Enfin, autre mesure allant dans le sens d’un fléchage des aides vers les niveaux infra-bac, la requalification de l’aide aux PME employant des apprentis. Depuis la loi de 2014, le crédit d’impôt apprentissage était accessible aux employeurs recrutant des apprentis jusqu’au niveau Bac + 2 (et auparavant, les aides allaient jusqu’au Bac + 5). Désormais, l’aide unique aux employeurs de moins de 250 salariés concerne ceux qui intègrent des apprentis préparant un diplôme équivalent au plus au Bac. Le fait de privilégier le développement de l’apprentissage vers les formations accueillant des jeunes au niveau « infra-bacs » va-t-il convaincre des entreprises qui y recourent peu ou pas ? « Celui qui a besoin d’un ingénieur ne va pas prendre un plombier », ironise un observateur. Près de 40 % des diplômés des grandes écoles s’insérant dans les PME, la mesure aura-t-elle des impacts sur le taux d’apprentis dans les plus petites entreprises ? Certains le craignent, d’autant que les plus grandes auront – peut-être – les moyens d’investir pour compléter le manque à gagner prévisible engendré par la réforme.

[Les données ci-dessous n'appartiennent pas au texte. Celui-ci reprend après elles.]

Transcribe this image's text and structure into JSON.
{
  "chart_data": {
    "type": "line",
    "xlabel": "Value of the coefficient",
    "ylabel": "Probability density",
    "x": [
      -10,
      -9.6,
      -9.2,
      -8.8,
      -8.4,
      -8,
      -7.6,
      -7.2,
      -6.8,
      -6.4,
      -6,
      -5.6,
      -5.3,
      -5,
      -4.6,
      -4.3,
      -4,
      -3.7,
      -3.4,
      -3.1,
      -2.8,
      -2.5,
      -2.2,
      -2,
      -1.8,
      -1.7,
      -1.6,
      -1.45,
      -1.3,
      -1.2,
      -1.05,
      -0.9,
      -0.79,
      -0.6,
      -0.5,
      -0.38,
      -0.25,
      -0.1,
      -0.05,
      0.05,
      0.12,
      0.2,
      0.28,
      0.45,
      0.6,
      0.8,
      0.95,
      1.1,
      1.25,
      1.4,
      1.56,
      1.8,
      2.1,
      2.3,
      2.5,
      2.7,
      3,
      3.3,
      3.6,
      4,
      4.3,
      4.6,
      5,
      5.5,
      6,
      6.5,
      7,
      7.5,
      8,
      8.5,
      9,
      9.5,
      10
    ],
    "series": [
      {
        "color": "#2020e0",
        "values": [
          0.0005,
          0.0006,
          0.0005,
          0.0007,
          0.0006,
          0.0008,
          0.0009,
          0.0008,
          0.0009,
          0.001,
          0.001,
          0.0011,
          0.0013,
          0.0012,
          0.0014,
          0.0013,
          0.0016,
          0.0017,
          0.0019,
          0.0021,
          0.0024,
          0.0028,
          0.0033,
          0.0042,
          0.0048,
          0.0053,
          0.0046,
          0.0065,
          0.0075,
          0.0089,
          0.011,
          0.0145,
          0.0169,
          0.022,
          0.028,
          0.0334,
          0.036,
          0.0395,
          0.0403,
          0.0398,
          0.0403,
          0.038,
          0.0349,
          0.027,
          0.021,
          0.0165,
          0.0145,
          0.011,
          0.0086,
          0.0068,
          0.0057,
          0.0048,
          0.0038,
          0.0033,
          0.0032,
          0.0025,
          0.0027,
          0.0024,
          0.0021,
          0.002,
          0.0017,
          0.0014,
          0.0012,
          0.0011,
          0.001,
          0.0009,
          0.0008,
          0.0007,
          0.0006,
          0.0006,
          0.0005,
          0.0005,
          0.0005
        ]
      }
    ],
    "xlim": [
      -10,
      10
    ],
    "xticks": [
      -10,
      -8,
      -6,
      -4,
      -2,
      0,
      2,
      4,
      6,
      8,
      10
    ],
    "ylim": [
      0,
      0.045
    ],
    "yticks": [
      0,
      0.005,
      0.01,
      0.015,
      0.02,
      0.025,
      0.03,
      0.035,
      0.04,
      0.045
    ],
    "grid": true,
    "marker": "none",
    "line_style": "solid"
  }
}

Plus de 150 000 apprentis dans le supérieur

En 2016, 152 500 jeunes ont suivi une formation du supérieur en apprentissage (+ 5,9 % par rapport à 2015). Le niveau III (Bac + 2) représente la moitié des apprentis du supérieur, le niveau II (Bac + 3) 17,5 % et le niveau I (supérieur à Bac + 3) 32,5 %. En 2016, la progression a concerné de manière plus forte ces deux derniers niveaux (respectivement + 7,9 % pour le niveau II et 7,6 % pour le niveau I).

Source : Ministère de l’Éducation, 2018.